L’être humain est une espèce unique dans l’histoire de l’évolution. Voilà qui est à la fois limpide et mystérieux. Car si le constat est indiscutable, ses raisons constituent une énigme : la trajectoire qui a mené à Homo sapiens est-elle le résultat d’une nécessité ou d’un hasard ? Comment expliquer les exceptionnelles capacités cognitives qui nous démarquent du reste du vivant ? Ces interrogations fondamentales occupent deux ouvrages de biologie de l’évolution parus à La Découverte : La Symphonie inachevée de Darwin, livre signé par Kevin Laland, professeur à l’université écossaise de St Andrews ; et Destinées improbables, œuvre de Jonathan B. Losos, professeur à l’université Washington de Saint-Louis.
Dépassant le seul cas humain, ce dernier mène l’enquête sur un débat profond touchant à la logique de l’évolution. Il oppose, d’un côté, les tenants de la thèse exposée par Stephen Jay Gould (1941-2002) dans La vie est belle (Le Seuil, 1991 [1989]), affirmant que la trajectoire du vivant n’est que « le fruit du hasard, le résultat d’une grande loterie », et de l’autre, les partisans du déterminisme, ligne portée par Simon Conway Morris dans Life’s Solution (Cambridge University Press, 2003), qui fait de la convergence évolutive « le motif dominant du monde vivant » : la vie tend à développer les mêmes traits pour répondre aux mêmes contraintes. Avec une narration pédagogique et imagée, Jonathan B. Losos multiplie les exemples – notamment tirés des reptiles, dont il est spécialiste – et les récits d’expériences pour évaluer les différentes hypothèses. Passant des lézards aux marsupiaux, des mangeurs de vers au « cas unique » qu’est l’ornithorynque, il aboutit finalement à une position nuancée. Certes, l’évolution « n’est pas un processus aléatoire ou incohérent », mais plus l’échelle de temps et le nombre d’espèces considérées s’élargissent, « moins nos pronostics ont de chances d’être corrects ».

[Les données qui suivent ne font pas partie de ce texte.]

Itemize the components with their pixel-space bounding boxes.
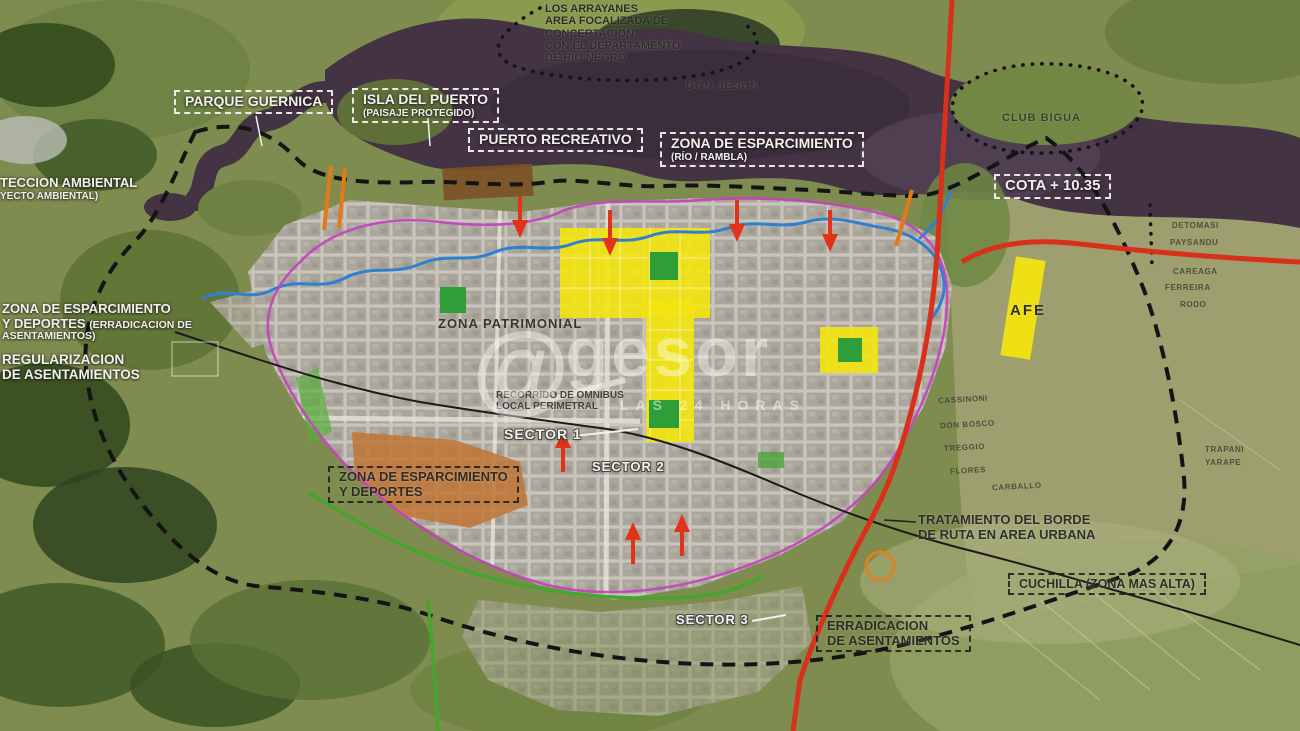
label-don-jesus: DON JESUS [686,80,759,92]
label-proteccion-ambiental: TECCION AMBIENTAL YECTO AMBIENTAL) [0,176,137,202]
map-canvas: LOS ARRAYANES AREA FOCALIZADA DE CONCERT… [0,0,1300,731]
label-line: Y DEPORTES [339,485,508,500]
label-isla-del-puerto: ISLA DEL PUERTO (PAISAJE PROTEGIDO) [352,88,499,123]
label-cota: COTA + 10.35 [994,174,1111,199]
label-line: LOCAL PERIMETRAL [496,401,624,412]
label-zona-esparcimiento-erradicacion: ZONA DE ESPARCIMIENTO Y DEPORTES (ERRADI… [2,302,192,343]
label-club-bigua: CLUB BIGUA [1002,112,1081,124]
label-puerto-recreativo: PUERTO RECREATIVO [468,128,643,152]
label-line: CON EL DEPARTAMENTO [545,40,680,52]
label-line: (RÍO / RAMBLA) [671,152,853,163]
street-label: PAYSANDU [1170,238,1218,247]
label-line: ZONA DE ESPARCIMIENTO [2,302,192,317]
street-label: RODO [1180,300,1206,309]
label-parque-guernica: PARQUE GUERNICA [174,90,333,114]
label-line: ERRADICACION [827,619,960,634]
label-regularizacion: REGULARIZACION DE ASENTAMIENTOS [2,352,140,382]
label-sector-1: SECTOR 1 [504,427,582,443]
label-line: RECORRIDO DE OMNIBUS [496,390,624,401]
label-line: ZONA DE ESPARCIMIENTO [671,136,853,152]
label-erradicacion: ERRADICACION DE ASENTAMIENTOS [816,615,971,652]
label-line: TRATAMIENTO DEL BORDE [918,513,1095,528]
street-label: TRAPANI [1205,445,1244,454]
label-line: LOS ARRAYANES [545,3,680,15]
label-los-arrayanes: LOS ARRAYANES AREA FOCALIZADA DE CONCERT… [545,3,680,65]
label-line: DE ASENTAMIENTOS [2,367,140,382]
label-line: DE RIO NEGRO [545,52,680,64]
label-line: DE RUTA EN AREA URBANA [918,528,1095,543]
street-label: FLORES [950,465,986,476]
label-zona-patrimonial: ZONA PATRIMONIAL [438,317,582,332]
label-recorrido-omnibus: RECORRIDO DE OMNIBUS LOCAL PERIMETRAL [496,390,624,412]
label-line: YECTO AMBIENTAL) [0,191,137,202]
label-line: ISLA DEL PUERTO [363,92,488,108]
label-line: AREA FOCALIZADA DE [545,15,680,27]
label-line: TECCION AMBIENTAL [0,176,137,191]
label-sector-3: SECTOR 3 [676,613,749,628]
label-afe: AFE [1010,303,1046,320]
label-tratamiento-borde: TRATAMIENTO DEL BORDE DE RUTA EN AREA UR… [918,513,1095,542]
label-line: ZONA DE ESPARCIMIENTO [339,470,508,485]
label-line: REGULARIZACION [2,352,140,367]
label-sector-2: SECTOR 2 [592,460,665,475]
label-cuchilla: CUCHILLA (ZONA MAS ALTA) [1008,573,1206,595]
label-zona-esparcimiento-deportes: ZONA DE ESPARCIMIENTO Y DEPORTES [328,466,519,503]
label-line: (PAISAJE PROTEGIDO) [363,108,488,119]
street-label: DETOMASI [1172,221,1219,230]
label-line: CONCERTACION [545,28,680,40]
street-label: YARAPE [1205,458,1241,467]
street-label: FERREIRA [1165,283,1211,292]
label-zona-esparcimiento-rio: ZONA DE ESPARCIMIENTO (RÍO / RAMBLA) [660,132,864,167]
street-label: CAREAGA [1173,267,1218,276]
label-line: DE ASENTAMIENTOS [827,634,960,649]
label-line: ASENTAMIENTOS) [2,331,192,343]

Et les humains, là-dedans ? « Nous sommes très loin d’être inévitables », tranche le biologiste. Tout en étant uniques : le « fossé cognitif » qui nous sépare du reste des vivants obsède Kevin Laland. Même Darwin a buté sur sa justification, offrant un argument aux créationnistes : notre intelligence ne s’expliquerait que par une intervention divine. Dans une passionnante enquête nourrie par la théorie des jeux évolutionnaires, Kevin Laland expose le cheminement de sa recherche qui, partant de la faculté de copier répandue chez les animaux, montre d’abord que la sélection naturelle retient des façons d’apprendre plus efficaces. Chez certains primates, ce trait atteint un niveau de performance générant une « impulsion culturelle », soit une boucle de « rétroaction évolutive » auto-entretenue entre croissance des capacités cognitives et amélioration de l’apprentissage.
Au centre de cette dynamique se trouve la notion d’enseignement qui, chez l’humain, aurait stimulé l’apparition du langage et ainsi engendré un niveau de complexité faisant de la culture non plus un produit de notre évolution, mais l’un de ses moteurs – l’auteur parle de « coévolution gènes-culture ». Ce n’est donc plus une seule sélection naturelle qui joue, mais une « sélection culturelle » permettant un niveau de coopération et de complexité « sans équivalent » dans tout le monde vivant.
La Symphonie inachevée de Darwin. Comment la culture a façonné l’esprit humain, Kevin Laland, La Découverte, 25 août 2022, 450 pages, 28 €.
Destinées improbables. Le hasard, la nécessité et l’avenir de l’évolution, Jonathan B. Losos, La Découverte, 23 septembre 2021, 376 pages, 24 €.